- Summary -
Director : Alan Rudolph
Year Of Release : 1999
Principal Cast : Bruce Willis, Albert Finney, Nick Nolte, Barbara Hershey, Glenne Headley, Lukas Haas, Omar Epps, Shawnee Smith, Michael Jai White, Will Patton, Kurt Vonnegut.
Approx Running Time : 110 Minutes
Synopsis: From Wikipedia: “… a portrait of a fictional town in the Midwest that is home to a group of idiosyncratic and slightly neurotic characters. Dwayne Hoover is a wealthy car dealership owner who is on the brink of suicide and is losing touch with reality.”
What we think : Well, it’s in Worst Film Week for a reason.

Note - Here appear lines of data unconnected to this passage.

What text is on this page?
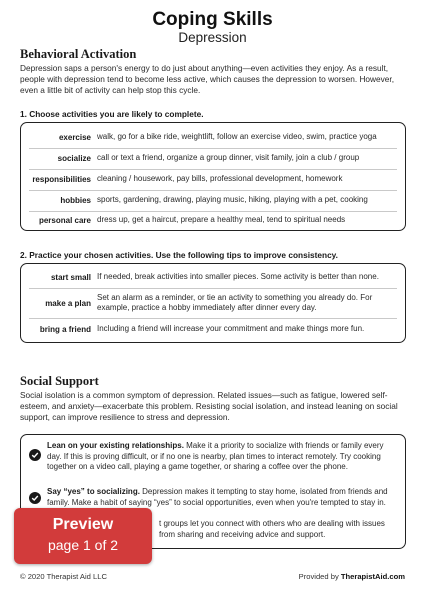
Coping Skills
Depression
Behavioral Activation
Depression saps a person's energy to do just about anything—even activities they enjoy. As a result, people with depression tend to become less active, which causes the depression to worsen. However, even a little bit of activity can help stop this cycle.
1. Choose activities you are likely to complete.
exercise walk, go for a bike ride, weightlift, follow an exercise video, swim, practice yoga
socialize call or text a friend, organize a group dinner, visit family, join a club / group
responsibilities cleaning / housework, pay bills, professional development, homework
hobbies sports, gardening, drawing, playing music, hiking, playing with a pet, cooking
personal care dress up, get a haircut, prepare a healthy meal, tend to spiritual needs
2. Practice your chosen activities. Use the following tips to improve consistency.
start small If needed, break activities into smaller pieces. Some activity is better than none.
make a plan
Set an alarm as a reminder, or tie an activity to something you already do. For example, practice a hobby immediately after dinner every day.
bring a friend Including a friend will increase your commitment and make things more fun.
Social Support
Social isolation is a common symptom of depression. Related issues—such as fatigue, lowered self-esteem, and anxiety—exacerbate this problem. Resisting social isolation, and instead leaning on social support, can improve resilience to stress and depression.
Lean on your existing relationships. Make it a priority to socialize with friends or family every day. If this is proving difficult, or if no one is nearby, plan times to interact remotely. Try cooking together on a video call, playing a game together, or sharing a coffee over the phone.
Say “yes” to socializing. Depression makes it tempting to stay home, isolated from friends and family. Make a habit of saying “yes” to social opportunities, even when you're tempted to stay in.
t groups let you connect with others who are dealing with issues
from sharing and receiving advice and support.
Preview
page 1 of 2
© 2020 Therapist Aid LLC	Provided by TherapistAid.com
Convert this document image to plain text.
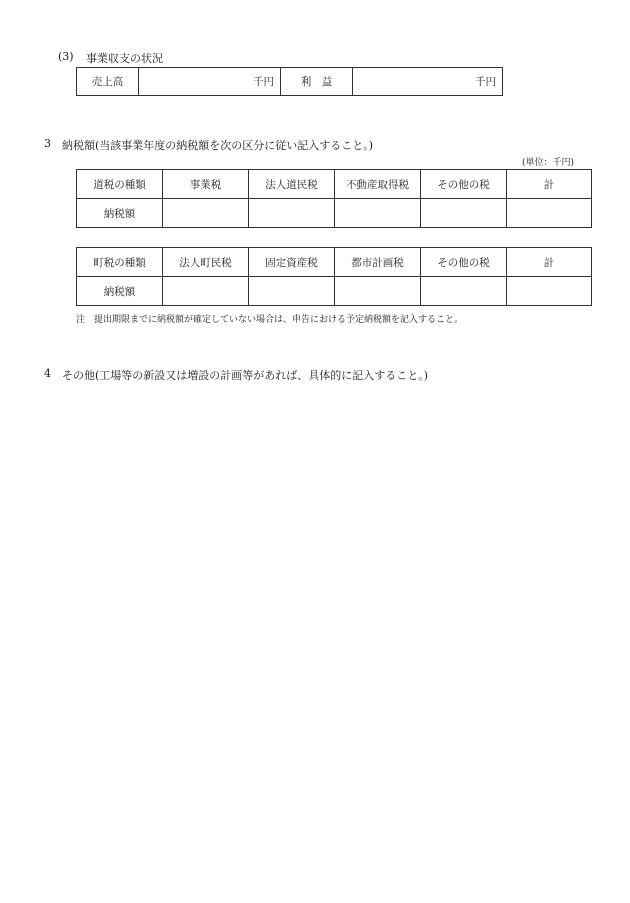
(3) 事業収支の状況
売上高	千円	利　益	千円
3 納税額(当該事業年度の納税額を次の区分に従い記入すること。)
(単位：千円)
道税の種類	事業税	法人道民税	不動産取得税	その他の税	計
納税額					
町税の種類	法人町民税	固定資産税	都市計画税	その他の税	計
納税額					
注　提出期限までに納税額が確定していない場合は、申告における予定納税額を記入すること。
4 その他(工場等の新設又は増設の計画等があれば、具体的に記入すること。)
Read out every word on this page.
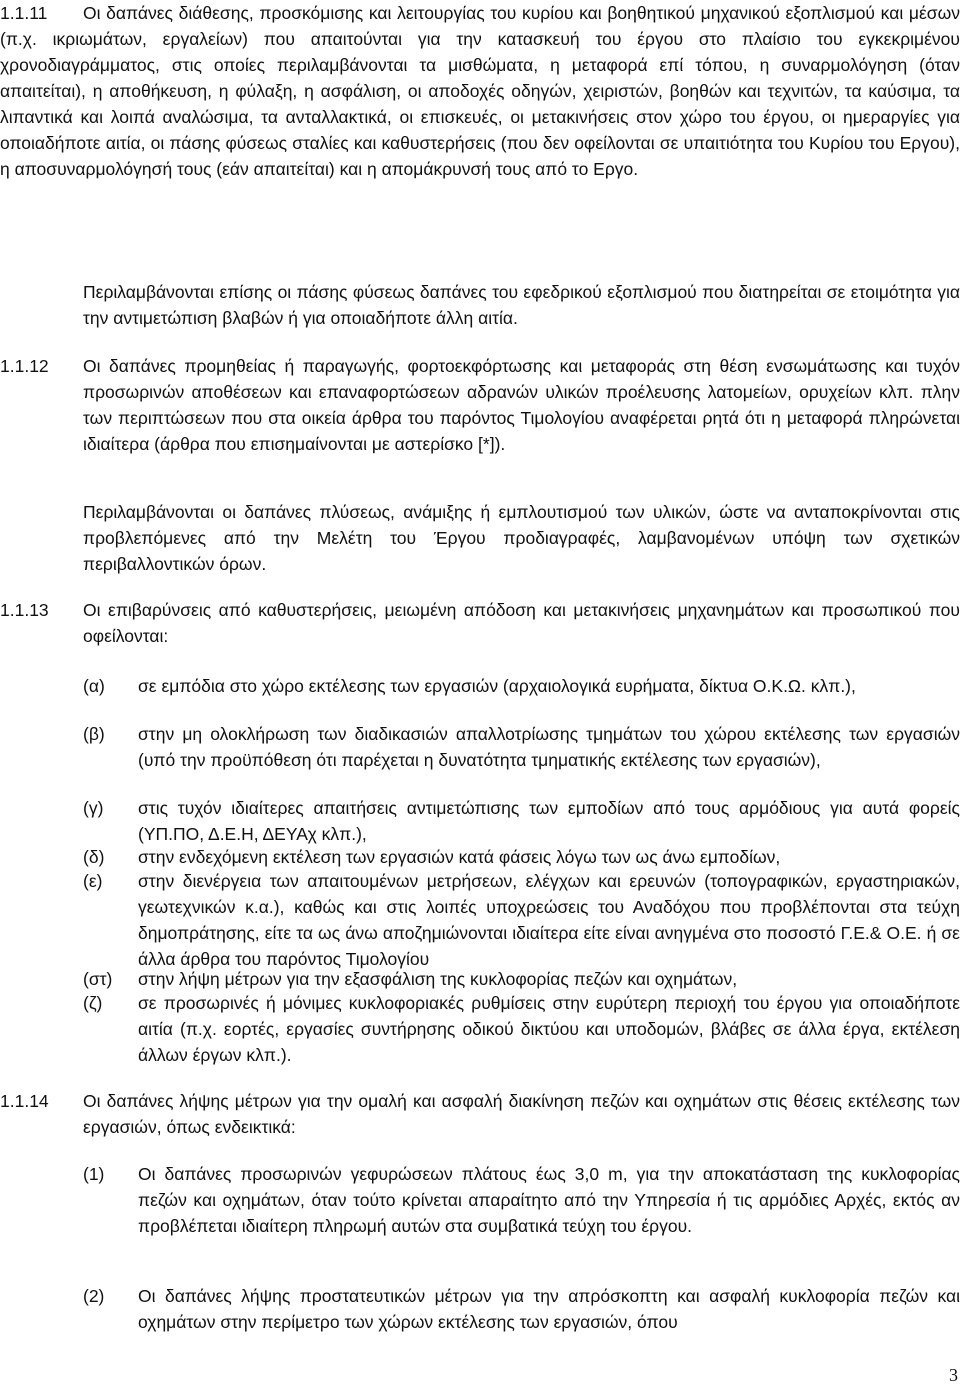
Οι δαπάνες διάθεσης, προσκόμισης και λειτουργίας του κυρίου και βοηθητικού μηχανικού εξοπλισμού και μέσων (π.χ. ικριωμάτων, εργαλείων) που απαιτούνται για την κατασκευή του έργου στο πλαίσιο του εγκεκριμένου χρονοδιαγράμματος, στις οποίες περιλαμβάνονται τα μισθώματα, η μεταφορά επί τόπου, η συναρμολόγηση (όταν απαιτείται), η αποθήκευση, η φύλαξη, η ασφάλιση, οι αποδοχές οδηγών, χειριστών, βοηθών και τεχνιτών, τα καύσιμα, τα λιπαντικά και λοιπά αναλώσιμα, τα ανταλλακτικά, οι επισκευές, οι μετακινήσεις στον χώρο του έργου, οι ημεραργίες για οποιαδήποτε αιτία, οι πάσης φύσεως σταλίες και καθυστερήσεις (που δεν οφείλονται σε υπαιτιότητα του Κυρίου του Εργου), η αποσυναρμολόγησή τους (εάν απαιτείται) και η απομάκρυνσή τους από το Εργο.
1.1.11
Περιλαμβάνονται επίσης οι πάσης φύσεως δαπάνες του εφεδρικού εξοπλισμού που διατηρείται σε ετοιμότητα για την αντιμετώπιση βλαβών ή για οποιαδήποτε άλλη αιτία.
1.1.12 Οι δαπάνες προμηθείας ή παραγωγής, φορτοεκφόρτωσης και μεταφοράς στη θέση ενσωμάτωσης και τυχόν προσωρινών αποθέσεων και επαναφορτώσεων αδρανών υλικών προέλευσης λατομείων, ορυχείων κλπ. πλην των περιπτώσεων που στα οικεία άρθρα του παρόντος Τιμολογίου αναφέρεται ρητά ότι η μεταφορά πληρώνεται ιδιαίτερα (άρθρα που επισημαίνονται με αστερίσκο [*]).
Περιλαμβάνονται οι δαπάνες πλύσεως, ανάμιξης ή εμπλουτισμού των υλικών, ώστε να ανταποκρίνονται στις προβλεπόμενες από την Μελέτη του Έργου προδιαγραφές, λαμβανομένων υπόψη των σχετικών περιβαλλοντικών όρων.
1.1.13 Οι επιβαρύνσεις από καθυστερήσεις, μειωμένη απόδοση και μετακινήσεις μηχανημάτων και προσωπικού που οφείλονται:
(α) σε εμπόδια στο χώρο εκτέλεσης των εργασιών (αρχαιολογικά ευρήματα, δίκτυα Ο.Κ.Ω. κλπ.),
(β) στην μη ολοκλήρωση των διαδικασιών απαλλοτρίωσης τμημάτων του χώρου εκτέλεσης των εργασιών (υπό την προϋπόθεση ότι παρέχεται η δυνατότητα τμηματικής εκτέλεσης των εργασιών),
(γ) στις τυχόν ιδιαίτερες απαιτήσεις αντιμετώπισης των εμποδίων από τους αρμόδιους για αυτά φορείς (ΥΠ.ΠΟ, Δ.Ε.Η, ΔΕΥΑχ κλπ.),
(δ) στην ενδεχόμενη εκτέλεση των εργασιών κατά φάσεις λόγω των ως άνω εμποδίων,
(ε) στην διενέργεια των απαιτουμένων μετρήσεων, ελέγχων και ερευνών (τοπογραφικών, εργαστηριακών, γεωτεχνικών κ.α.), καθώς και στις λοιπές υποχρεώσεις του Αναδόχου που προβλέπονται στα τεύχη δημοπράτησης, είτε τα ως άνω αποζημιώνονται ιδιαίτερα είτε είναι ανηγμένα στο ποσοστό Γ.Ε.& Ο.Ε. ή σε άλλα άρθρα του παρόντος Τιμολογίου
(στ) στην λήψη μέτρων για την εξασφάλιση της κυκλοφορίας πεζών και οχημάτων,
(ζ) σε προσωρινές ή μόνιμες κυκλοφοριακές ρυθμίσεις στην ευρύτερη περιοχή του έργου για οποιαδήποτε αιτία (π.χ. εορτές, εργασίες συντήρησης οδικού δικτύου και υποδομών, βλάβες σε άλλα έργα, εκτέλεση άλλων έργων κλπ.).
1.1.14 Οι δαπάνες λήψης μέτρων για την ομαλή και ασφαλή διακίνηση πεζών και οχημάτων στις θέσεις εκτέλεσης των εργασιών, όπως ενδεικτικά:
(1) Οι δαπάνες προσωρινών γεφυρώσεων πλάτους έως 3,0 m, για την αποκατάσταση της κυκλοφορίας πεζών και οχημάτων, όταν τούτο κρίνεται απαραίτητο από την Υπηρεσία ή τις αρμόδιες Αρχές, εκτός αν προβλέπεται ιδιαίτερη πληρωμή αυτών στα συμβατικά τεύχη του έργου.
(2) Οι δαπάνες λήψης προστατευτικών μέτρων για την απρόσκοπτη και ασφαλή κυκλοφορία πεζών και οχημάτων στην περίμετρο των χώρων εκτέλεσης των εργασιών, όπου
3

I have seen nearly four thousand films in my lifetime and throughout those thousands of films only one has managed to sear itself into my memory. Now, I’m no stranger to horrible movies—Plan Nine from Outer Space, Rattlers, and Jaws: The Revenge have all been watched. Yet only one of these films features a cross-dressing Nick Nolte, or intense debates about Fairyland. Yes, you read that correctly.
Add A-lister Bruce Willis as All-American Dwayne Hoover and this ought to be one of the most interesting satires of white-collar America ever, instead we get a lot of actors not knowing what’s going on (thankfully, Nick Nolte did). All of the wit and levity that Vonnegut provides is left on the cutting-room floor.
Unfortunately for viewers, no aspect of Breakfast of Champions distracts from what is happening onscreen. The cinematography is lackluster, the music is hardly noticeable and well… there is nothing that the film does well. Yet, much like the infamous car accident in Jean-Luc Godard’s Weekend, you cannot look away. The films of John Waters come to mind, but this particular piece of celluloid is completely clueless when it comes to camp. Each bizarre subplot detaches the viewer from seeing anyone as a character. What occurs is so bizarre, most would assume that they were watching a demented QVC bloc at 3am.
The first and last time that I saw this film was at the ripe age of twelve. I thought for sure that among the hundreds of movies watched a year, one would top Breakfast, but not one of them has. No film has left me so bewildered, shocked, and wondering what in the hell was going on. It’s an honor, but a dubious one.